The blessing referred to in the promise was Jesus Christ.
Of course, this blessing was not fulfilled in Abraham’s lifetime, nor in any time soon thereafter. This fantastic promise of a future hope was carried forward from generation to generation. Little Hebrew children grew up hearing all about the stories associated with this God-given promise. Little children of Gentile nations did not.
It was fulfilled in the Christmas Story 2,000 years later.
God Keeps His Promises
The covenental promise was documented in the Jewish Torah by Moses who lived 500 years after Abraham. As we now know in reading the Old Testament, the next years and centuries for these chosen people, who were to be the vessel by which all peoples on earth will be blessed, were fraught with ups and downs including fierce chastisement by God for their wayward disobedience to Him over the years.

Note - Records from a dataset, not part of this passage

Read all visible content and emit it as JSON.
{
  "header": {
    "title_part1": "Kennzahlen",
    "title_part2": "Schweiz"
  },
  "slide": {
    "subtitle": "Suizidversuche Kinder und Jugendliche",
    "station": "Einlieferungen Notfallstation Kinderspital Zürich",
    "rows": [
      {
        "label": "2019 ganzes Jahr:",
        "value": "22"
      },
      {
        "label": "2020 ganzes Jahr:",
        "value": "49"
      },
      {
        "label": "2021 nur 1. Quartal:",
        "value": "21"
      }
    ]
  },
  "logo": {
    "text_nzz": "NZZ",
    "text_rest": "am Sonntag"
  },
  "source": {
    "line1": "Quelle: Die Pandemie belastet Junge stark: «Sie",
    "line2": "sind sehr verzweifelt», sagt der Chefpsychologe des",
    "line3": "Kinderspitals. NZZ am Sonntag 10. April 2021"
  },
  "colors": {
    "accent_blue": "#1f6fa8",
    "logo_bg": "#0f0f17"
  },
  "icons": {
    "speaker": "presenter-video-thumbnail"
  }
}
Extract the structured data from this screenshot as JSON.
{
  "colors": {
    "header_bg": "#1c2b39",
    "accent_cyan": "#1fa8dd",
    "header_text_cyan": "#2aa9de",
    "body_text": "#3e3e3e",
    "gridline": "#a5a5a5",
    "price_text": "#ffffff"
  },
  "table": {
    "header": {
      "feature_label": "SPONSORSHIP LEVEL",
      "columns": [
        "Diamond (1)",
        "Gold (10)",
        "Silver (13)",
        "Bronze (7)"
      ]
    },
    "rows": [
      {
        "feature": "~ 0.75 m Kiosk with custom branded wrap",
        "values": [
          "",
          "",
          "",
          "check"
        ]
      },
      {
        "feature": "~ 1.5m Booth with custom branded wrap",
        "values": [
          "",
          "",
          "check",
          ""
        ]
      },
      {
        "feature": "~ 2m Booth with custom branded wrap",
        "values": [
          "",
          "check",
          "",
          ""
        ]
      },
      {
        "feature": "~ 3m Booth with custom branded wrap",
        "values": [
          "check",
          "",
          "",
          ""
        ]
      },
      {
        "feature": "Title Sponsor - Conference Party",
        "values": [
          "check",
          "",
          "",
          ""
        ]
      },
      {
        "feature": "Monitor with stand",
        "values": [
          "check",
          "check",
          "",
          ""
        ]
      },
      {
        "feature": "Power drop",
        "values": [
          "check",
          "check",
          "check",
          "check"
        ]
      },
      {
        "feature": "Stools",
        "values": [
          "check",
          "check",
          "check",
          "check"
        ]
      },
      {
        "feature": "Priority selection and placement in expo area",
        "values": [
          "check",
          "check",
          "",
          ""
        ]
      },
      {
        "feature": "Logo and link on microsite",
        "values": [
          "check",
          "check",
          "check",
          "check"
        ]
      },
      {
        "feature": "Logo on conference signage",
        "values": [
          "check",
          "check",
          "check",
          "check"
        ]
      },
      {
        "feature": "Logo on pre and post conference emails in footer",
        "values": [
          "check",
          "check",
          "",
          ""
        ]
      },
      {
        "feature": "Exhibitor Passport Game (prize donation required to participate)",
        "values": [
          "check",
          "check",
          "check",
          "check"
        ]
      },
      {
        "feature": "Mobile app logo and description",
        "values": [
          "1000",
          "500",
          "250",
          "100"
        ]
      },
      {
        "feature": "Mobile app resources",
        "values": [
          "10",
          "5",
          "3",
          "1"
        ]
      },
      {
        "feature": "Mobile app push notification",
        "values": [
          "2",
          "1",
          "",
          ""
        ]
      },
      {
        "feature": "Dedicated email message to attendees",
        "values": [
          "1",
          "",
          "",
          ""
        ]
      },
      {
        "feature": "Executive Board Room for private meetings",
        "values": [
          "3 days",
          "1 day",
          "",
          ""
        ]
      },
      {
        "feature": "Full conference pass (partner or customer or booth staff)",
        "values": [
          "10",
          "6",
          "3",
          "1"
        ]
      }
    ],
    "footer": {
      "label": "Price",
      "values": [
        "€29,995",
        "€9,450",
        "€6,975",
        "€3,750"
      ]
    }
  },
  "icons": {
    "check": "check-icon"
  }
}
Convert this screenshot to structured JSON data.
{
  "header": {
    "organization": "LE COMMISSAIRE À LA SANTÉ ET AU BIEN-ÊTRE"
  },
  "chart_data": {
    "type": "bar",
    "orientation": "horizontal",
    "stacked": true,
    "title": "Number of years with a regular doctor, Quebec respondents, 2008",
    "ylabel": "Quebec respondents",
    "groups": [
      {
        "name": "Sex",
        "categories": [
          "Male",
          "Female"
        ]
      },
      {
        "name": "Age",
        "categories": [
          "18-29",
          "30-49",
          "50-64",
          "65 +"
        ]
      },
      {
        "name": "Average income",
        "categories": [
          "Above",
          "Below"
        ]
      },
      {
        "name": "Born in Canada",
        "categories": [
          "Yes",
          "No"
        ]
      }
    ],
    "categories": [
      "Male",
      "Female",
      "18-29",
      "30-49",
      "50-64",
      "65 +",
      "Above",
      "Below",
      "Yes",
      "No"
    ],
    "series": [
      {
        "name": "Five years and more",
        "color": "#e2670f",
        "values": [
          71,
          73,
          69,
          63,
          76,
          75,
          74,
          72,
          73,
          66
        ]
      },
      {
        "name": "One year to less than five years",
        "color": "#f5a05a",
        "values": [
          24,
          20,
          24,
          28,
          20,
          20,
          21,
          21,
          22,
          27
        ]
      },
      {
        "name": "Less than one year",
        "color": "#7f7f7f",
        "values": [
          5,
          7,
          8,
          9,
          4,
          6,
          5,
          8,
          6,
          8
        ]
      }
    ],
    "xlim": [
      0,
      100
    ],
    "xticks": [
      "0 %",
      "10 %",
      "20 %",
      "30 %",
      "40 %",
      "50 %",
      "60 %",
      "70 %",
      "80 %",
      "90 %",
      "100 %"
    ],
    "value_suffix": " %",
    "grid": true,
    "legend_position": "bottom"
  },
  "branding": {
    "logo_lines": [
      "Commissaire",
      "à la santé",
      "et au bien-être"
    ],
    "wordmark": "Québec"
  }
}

But God is a faithful and Convenant-keeping God.
It was the hopeful words of the great promise that kept the nation alive. Israel’s Old Testament prophets like Isaiah, Jeremiah, Amos and Micah – kept reminding the people of what God had said, and of what the promise was:
“How beautiful on the mountains are the feet of those who bring good news, who proclaim peace, who bring good tidings, who proclaim salvation, who say to Zion, “Your God reigns!”
Listen! Your watchmen lift up their voices; together they shout for joy. When the Lord returns to Zion, they will see it with their own eyes. Burst into songs of joy together, you ruins of Jerusalem, for the Lord has comforted his people, he has redeemed Jerusalem. (Isaiah 52:7-9)
The people used these messages to remind themselves of a future hope in spite of dire circumstances throughout many generations.
400 Years of Silence – and then Christmas
But the prophets then died off and the Jews experienced 400 years of silence from God. The Book of Malachi written in the 5th century BC is the last book in canon of the Old Testament,
Now consider living in and around Jerusalem after those dark and quiet centuries as a young Jewish girl (Mary) betrothed to a young Jewish man (Joseph), or a Jewish priest (Zechariah) and his aging wife (Elizabeth), or even lowly shepherds or exalted wise men from afar. Each of these experience supernatural encounters with the angelic realm and are touched and led by the Holy Spirit of God.
But now a child is born (John). And then another child (Jesus).
Promises made long ago are being kept. God is proven to be faithful, steady and in control of human history. Perhaps not as Israel or all of us across the nations of the world would have wanted or designed.
Good News for All Mankind
But now good news of great joy is heralded. Jesus, the Messiah child is born, the Great Redeemer for all of mankind has come. He is the manifestation of the Promise first made to Abraham 2,000 years earlier, now 4,000 years ago.
He came in a manner no one suspected. Israel and the nations just didn’t quite understand what was happening until it happened. Some are still caught unaware.
Yes, it has been said that “the history of our life on earth is too good a story not to have been written.” 1 What if it has, in fact, been written?
Whether living in darkness, fading hope, or in the bright light of fresh and thriving love, may you this Christmas season find your purpose and place in that wonderful story.
This blessing involved the defeat of evil, the end of injustice, and the reigning of peace for all time.
Do you know the whole Christmas Story?
Many have undertaken to draw up an account of the things that have been fulfilled among us, just as they were handed down to us by those who from the first were eyewitnesses and servants of the word. With this in mind, since I myself have carefully investigated everything from the beginning, I too decided to write an orderly account for you, most excellent Theophilus, so that you may know the certainty of the things you have been taught. – Luke 1:1-4
1 Harper Study Bible, Revised Standard Version, Note 2.11, p. 1439.